Administrative Law Judge William Quattlebaum conducted a one-day
hearing on October 21, 2004, and thereafter entered a Final Order
rejecting Petitioners’ claims. Judge Quattlebaum first concluded
that none of the Petitioners had demonstrated standing to challenge
the alleged non-rule policy. The Judge continued that there were no
Department statements of “general applicability” that constituted an
unadopted rule. The Judge finally concluded that even if Petitioners
had demonstrated that the agency had some unadopted rule, there was
no violation of Chapter 120 since rulemaking by the Department was
not feasible and practicable.
Appeal of the Final Order was not taken, and the time for doing so
has expired.
Alachua Leadership Alliance – Citizens Helping Us All, Inc. et
al. v. City of Alachua and Department of Community Affairs, Final
Order No. DCA04-GM-022
The Department reviewed the City of Alachua’s adopted amendments
that implemented its Evaluation and Appraisal Report, found them
consistent with state law, and published a Notice of Intent to find
them “in compliance.” A Petition contending that the Department’s
determination was in error was faxed to the agency on December 1,
2004. The facsimile transmission was not complete until after 5:00
p.m. and thus, the Petition was not deemed filed with the Department
until the next day, December 2, 2005. See Rule 28-106.104(9), FAC.

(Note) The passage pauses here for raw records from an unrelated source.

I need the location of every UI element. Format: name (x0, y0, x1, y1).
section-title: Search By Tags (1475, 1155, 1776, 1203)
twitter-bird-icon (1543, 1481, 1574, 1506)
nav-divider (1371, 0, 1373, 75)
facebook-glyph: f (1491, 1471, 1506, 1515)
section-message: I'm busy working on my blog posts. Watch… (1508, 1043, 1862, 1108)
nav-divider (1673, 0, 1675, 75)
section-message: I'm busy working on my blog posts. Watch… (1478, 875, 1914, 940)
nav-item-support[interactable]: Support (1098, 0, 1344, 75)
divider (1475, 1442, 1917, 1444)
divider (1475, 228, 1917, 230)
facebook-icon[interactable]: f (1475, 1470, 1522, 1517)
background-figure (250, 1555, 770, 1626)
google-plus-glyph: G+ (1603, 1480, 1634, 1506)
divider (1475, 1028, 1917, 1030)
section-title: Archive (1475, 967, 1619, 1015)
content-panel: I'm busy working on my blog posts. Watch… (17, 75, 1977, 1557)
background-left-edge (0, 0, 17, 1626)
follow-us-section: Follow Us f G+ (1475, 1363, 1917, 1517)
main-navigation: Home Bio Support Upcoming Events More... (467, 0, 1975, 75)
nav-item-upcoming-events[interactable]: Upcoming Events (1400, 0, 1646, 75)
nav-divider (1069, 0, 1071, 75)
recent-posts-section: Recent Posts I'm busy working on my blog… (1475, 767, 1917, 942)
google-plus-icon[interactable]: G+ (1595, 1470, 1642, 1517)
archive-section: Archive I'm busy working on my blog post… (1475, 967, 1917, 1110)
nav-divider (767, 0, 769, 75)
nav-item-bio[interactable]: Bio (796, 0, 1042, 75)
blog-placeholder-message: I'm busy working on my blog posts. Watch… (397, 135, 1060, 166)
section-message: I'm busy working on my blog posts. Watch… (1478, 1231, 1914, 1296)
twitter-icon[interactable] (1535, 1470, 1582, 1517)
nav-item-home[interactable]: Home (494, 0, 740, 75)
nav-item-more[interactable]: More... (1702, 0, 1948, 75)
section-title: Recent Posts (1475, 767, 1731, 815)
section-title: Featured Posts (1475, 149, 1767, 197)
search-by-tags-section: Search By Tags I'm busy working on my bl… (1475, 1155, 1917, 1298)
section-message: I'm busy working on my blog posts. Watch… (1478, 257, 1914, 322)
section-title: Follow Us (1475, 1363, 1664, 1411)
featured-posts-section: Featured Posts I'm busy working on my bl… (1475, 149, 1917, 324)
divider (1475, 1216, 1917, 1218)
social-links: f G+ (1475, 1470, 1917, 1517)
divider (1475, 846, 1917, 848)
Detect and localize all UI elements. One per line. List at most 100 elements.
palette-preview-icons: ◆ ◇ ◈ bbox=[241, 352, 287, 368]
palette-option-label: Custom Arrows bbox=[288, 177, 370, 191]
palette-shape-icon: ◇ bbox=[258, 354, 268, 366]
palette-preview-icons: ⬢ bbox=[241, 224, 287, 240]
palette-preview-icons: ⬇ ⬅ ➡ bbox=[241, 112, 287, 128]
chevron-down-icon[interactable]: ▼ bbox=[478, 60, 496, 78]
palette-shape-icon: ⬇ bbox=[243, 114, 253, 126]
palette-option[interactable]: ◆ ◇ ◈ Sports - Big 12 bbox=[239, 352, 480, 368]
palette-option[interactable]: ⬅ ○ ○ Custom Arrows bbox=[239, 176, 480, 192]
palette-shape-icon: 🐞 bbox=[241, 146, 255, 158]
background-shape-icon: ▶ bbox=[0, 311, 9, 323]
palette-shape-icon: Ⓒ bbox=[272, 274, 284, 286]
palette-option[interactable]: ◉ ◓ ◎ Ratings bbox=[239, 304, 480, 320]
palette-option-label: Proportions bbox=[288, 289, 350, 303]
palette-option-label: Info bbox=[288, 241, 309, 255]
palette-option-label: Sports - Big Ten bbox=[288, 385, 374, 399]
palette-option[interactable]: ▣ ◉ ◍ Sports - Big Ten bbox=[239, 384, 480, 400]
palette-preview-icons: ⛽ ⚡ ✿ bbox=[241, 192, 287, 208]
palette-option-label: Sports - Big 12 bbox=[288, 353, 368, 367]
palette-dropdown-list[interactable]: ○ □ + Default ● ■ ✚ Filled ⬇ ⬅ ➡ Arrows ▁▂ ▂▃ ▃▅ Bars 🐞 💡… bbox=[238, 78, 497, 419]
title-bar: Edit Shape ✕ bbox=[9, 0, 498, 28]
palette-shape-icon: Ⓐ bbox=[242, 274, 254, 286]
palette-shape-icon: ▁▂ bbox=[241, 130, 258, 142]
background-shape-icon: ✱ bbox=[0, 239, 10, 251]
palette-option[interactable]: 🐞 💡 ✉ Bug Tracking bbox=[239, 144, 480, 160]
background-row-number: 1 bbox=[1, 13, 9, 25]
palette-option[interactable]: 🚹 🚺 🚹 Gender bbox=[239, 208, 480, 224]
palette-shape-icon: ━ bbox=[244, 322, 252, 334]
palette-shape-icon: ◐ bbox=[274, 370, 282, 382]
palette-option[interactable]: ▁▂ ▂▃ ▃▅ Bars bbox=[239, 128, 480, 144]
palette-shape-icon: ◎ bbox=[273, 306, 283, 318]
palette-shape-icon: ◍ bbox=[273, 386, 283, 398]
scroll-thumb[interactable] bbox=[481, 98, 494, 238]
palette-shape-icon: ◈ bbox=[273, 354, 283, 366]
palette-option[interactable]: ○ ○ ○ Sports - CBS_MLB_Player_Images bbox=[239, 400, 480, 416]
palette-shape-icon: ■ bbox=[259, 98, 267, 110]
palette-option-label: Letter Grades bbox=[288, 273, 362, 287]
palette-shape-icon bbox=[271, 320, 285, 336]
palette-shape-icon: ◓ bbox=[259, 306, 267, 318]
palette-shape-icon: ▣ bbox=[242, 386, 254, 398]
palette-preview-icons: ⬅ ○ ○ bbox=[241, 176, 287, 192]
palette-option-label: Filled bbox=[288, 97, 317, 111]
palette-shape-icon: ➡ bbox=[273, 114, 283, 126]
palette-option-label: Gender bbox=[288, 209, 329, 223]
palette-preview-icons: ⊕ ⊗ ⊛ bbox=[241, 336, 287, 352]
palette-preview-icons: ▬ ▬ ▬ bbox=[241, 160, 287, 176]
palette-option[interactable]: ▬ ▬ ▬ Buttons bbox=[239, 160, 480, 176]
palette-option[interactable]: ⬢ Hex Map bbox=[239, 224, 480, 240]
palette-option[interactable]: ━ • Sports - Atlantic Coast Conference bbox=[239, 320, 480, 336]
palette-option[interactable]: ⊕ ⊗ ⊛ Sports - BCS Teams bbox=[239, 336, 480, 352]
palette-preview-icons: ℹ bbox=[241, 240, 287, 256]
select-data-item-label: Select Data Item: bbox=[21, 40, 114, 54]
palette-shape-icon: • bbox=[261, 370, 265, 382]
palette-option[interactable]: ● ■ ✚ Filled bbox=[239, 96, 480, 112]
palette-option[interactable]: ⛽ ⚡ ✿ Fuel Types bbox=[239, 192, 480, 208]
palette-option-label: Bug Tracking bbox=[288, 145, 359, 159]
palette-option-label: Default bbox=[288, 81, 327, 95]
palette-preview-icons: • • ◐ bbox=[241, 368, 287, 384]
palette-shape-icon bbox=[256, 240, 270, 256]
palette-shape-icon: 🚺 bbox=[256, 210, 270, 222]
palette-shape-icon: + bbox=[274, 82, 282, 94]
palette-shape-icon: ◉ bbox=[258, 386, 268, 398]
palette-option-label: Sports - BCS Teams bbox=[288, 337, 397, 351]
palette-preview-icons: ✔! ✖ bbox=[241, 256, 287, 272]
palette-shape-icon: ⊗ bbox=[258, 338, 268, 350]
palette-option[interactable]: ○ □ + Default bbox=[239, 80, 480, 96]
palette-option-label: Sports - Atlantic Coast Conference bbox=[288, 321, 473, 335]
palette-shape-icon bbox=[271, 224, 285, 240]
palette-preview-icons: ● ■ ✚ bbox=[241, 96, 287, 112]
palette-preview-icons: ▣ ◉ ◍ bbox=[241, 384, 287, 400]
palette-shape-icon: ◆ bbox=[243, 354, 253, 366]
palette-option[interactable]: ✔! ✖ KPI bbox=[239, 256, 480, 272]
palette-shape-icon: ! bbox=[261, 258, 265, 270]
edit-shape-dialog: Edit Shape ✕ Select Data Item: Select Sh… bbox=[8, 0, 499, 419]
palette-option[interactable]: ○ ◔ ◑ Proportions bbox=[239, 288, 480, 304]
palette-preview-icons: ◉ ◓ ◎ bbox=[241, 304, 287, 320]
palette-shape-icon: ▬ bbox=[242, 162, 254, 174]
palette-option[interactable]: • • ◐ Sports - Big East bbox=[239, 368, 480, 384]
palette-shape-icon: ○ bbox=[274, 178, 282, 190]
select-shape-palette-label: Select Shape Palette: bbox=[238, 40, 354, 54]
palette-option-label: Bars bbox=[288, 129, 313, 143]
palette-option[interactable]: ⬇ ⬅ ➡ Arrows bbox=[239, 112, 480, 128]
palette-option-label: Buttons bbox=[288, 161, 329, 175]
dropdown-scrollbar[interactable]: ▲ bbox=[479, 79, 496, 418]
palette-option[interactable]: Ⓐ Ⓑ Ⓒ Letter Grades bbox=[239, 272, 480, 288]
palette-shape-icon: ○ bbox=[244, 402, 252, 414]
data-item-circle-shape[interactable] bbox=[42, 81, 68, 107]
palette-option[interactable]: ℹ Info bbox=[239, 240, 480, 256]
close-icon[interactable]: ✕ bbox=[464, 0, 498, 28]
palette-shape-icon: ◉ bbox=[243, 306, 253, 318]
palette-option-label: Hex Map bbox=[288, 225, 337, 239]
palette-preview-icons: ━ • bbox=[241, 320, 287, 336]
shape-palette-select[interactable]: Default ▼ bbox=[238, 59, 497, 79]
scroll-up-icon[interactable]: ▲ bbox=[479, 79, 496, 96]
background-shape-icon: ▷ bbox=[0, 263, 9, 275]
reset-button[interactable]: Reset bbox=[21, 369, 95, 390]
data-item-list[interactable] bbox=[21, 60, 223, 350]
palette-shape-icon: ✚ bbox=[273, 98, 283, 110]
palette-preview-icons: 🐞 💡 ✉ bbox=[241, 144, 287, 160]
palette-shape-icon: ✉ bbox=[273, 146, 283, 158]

As December 2nd was twenty-two days after publication of the
agency’s Notice, and any petitions must be filed within twenty-one
days of publication, the Department dismissed the Petition with
prejudice as untimely. See, §§ 120.569(2)(c) & 163.3184(9), Fla.
Stat. The Department denied a subsequent motion for reconsideration.
Appeal was not taken, and the time for doing so has expired.